Ce jour-là, l’arrivée des agresseurs et la rixe ont été filmées par différentes caméras. Le 11 février 2024, peu avant 21 h, quatorze jeunes issus du quartier de Cronenbourg – répartis dans trois véhicules – se dirigent vers le Quick, rue du Général-de-Gaulle à Schiltigheim, pour en découdre avec deux hommes du quartier de Hautepierre, attablés au fast-food.
Sous les yeux effrayés de clients cherchant à fuir
Les trois premiers étaient entrés pour faire un repérage. Ils en sont ressortis rapidement. Cinq individus, dont certains armés, ont pénétré à leur tour dans l’établissement et sont allés au contact de leurs cibles. Une rixe éclate aussitôt, sous les yeux effrayés de clients cherchant à fuir les lieux, dont une mère de famille et son enfant de deux ans.
La scène qui suit est surréaliste : coups de poing, de pied, de barre en alu, chaises lancées à travers la salle, tables renversées, lacrymogène projetée. Et pour finir, coups de couteau assenés au flanc gauche et à la cuisse des deux victimes.
« On ne peut pas résumer les faits à cette scène d’une minute », prévient la procureure, Vanessa Estieux. Ce règlement de comptes a pour origine un autre épisode de violences, survenu dans la nuit du 9 au 10 février. Ce soir-là, deux jeunes de Cronenbourg profitaient d’une soirée détente avec deux copines dans un Airbnb, lorsque six personnes du quartier de Hautepierre ont fait irruption et les ont sévèrement molestés. Leur motivation demeure un mystère. La magistrate se hasarde à quelques conjectures : « Une dette, une fille, un mauvais regard, parce qu’on ne supporte pas ceux du quartier d’en face. »
Sur une vidéo Snapchat, l’un des blessés, au visage tuméfié, promet : « On va leur niquer leur mère, les gars ! » « Je ne l’ai pas vu comme un appel à la violence », certifie Adam Khettab. Son conseil M e Slim Benchaabane, rappelle que le jeune homme était jusqu’alors inconnu de la justice et évoque « la prégnance du quartier ».
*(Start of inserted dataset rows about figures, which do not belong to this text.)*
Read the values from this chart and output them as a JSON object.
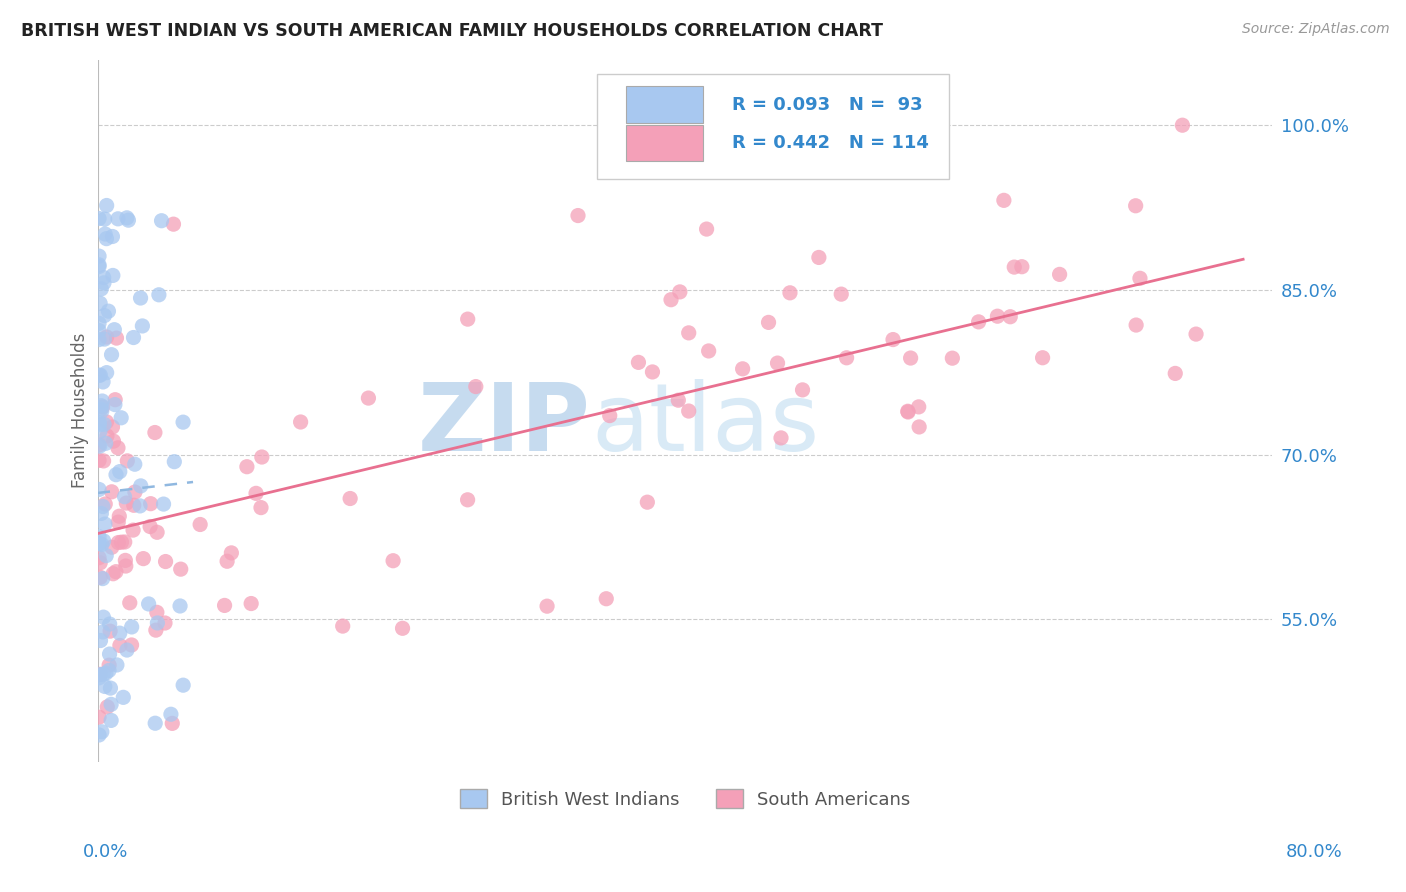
{
  "title": "BRITISH WEST INDIAN VS SOUTH AMERICAN FAMILY HOUSEHOLDS CORRELATION CHART",
  "source": "Source: ZipAtlas.com",
  "ylabel": "Family Households",
  "ytick_vals": [
    0.55,
    0.7,
    0.85,
    1.0
  ],
  "ytick_labels": [
    "55.0%",
    "70.0%",
    "85.0%",
    "100.0%"
  ],
  "xmin": 0.0,
  "xmax": 0.8,
  "ymin": 0.42,
  "ymax": 1.06,
  "legend_r_blue": "R = 0.093",
  "legend_n_blue": "N =  93",
  "legend_r_pink": "R = 0.442",
  "legend_n_pink": "N = 114",
  "blue_color": "#a8c8f0",
  "pink_color": "#f4a0b8",
  "blue_line_color": "#90b8e0",
  "pink_line_color": "#e87090",
  "text_blue_color": "#3388cc",
  "watermark_zip_color": "#c8dff0",
  "watermark_atlas_color": "#d8eaf8",
  "blue_trend_x0": 0.0,
  "blue_trend_x1": 0.065,
  "blue_trend_y0": 0.665,
  "blue_trend_y1": 0.675,
  "pink_trend_x0": 0.0,
  "pink_trend_x1": 0.78,
  "pink_trend_y0": 0.628,
  "pink_trend_y1": 0.878
}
Celle qui fait que, le lendemain, lorsque la rumeur se répand autour du stade de football du Ried que deux des agresseurs sont au fast-food de Schiltigheim, la vengeance s’organise. Les prévenus, impliqués dans la bagarre, assurent n’avoir fait que « suivre le mouvement de foule ».
Selon les codes et règles du quartier
« Quand on vient du quartier, on appartient au quartier, on respecte ses règles, ses codes, mais aussi ses dysfonctionnements, qui consistent à rendre justice soi-même », commente Vanessa Estieux. Face au mutisme des jeunes de cité, la police a dû effectuer un travail minutieux pour identifier certains des agresseurs.
Jeudi 18 décembre, ils sont cinq, âgés de 20 à 22 ans, à devoir répondre de leurs actes devant le tribunal correctionnel de Strasbourg. Dont Mohamad Al Kubtan qui a reconnu avoir asséné « sous adrénaline » les coups de couteau aux deux victimes, leur occasionnant six jours d’incapacité totale de travail.
Son conseil, Me Estéban Glassmann est persuadé qu’au « moment où il se saisit du couteau, il n’a pas l’idée de s’en servir ». Son client « est depuis noyé dans un océan de remords », au point d’avoir développé une maladie.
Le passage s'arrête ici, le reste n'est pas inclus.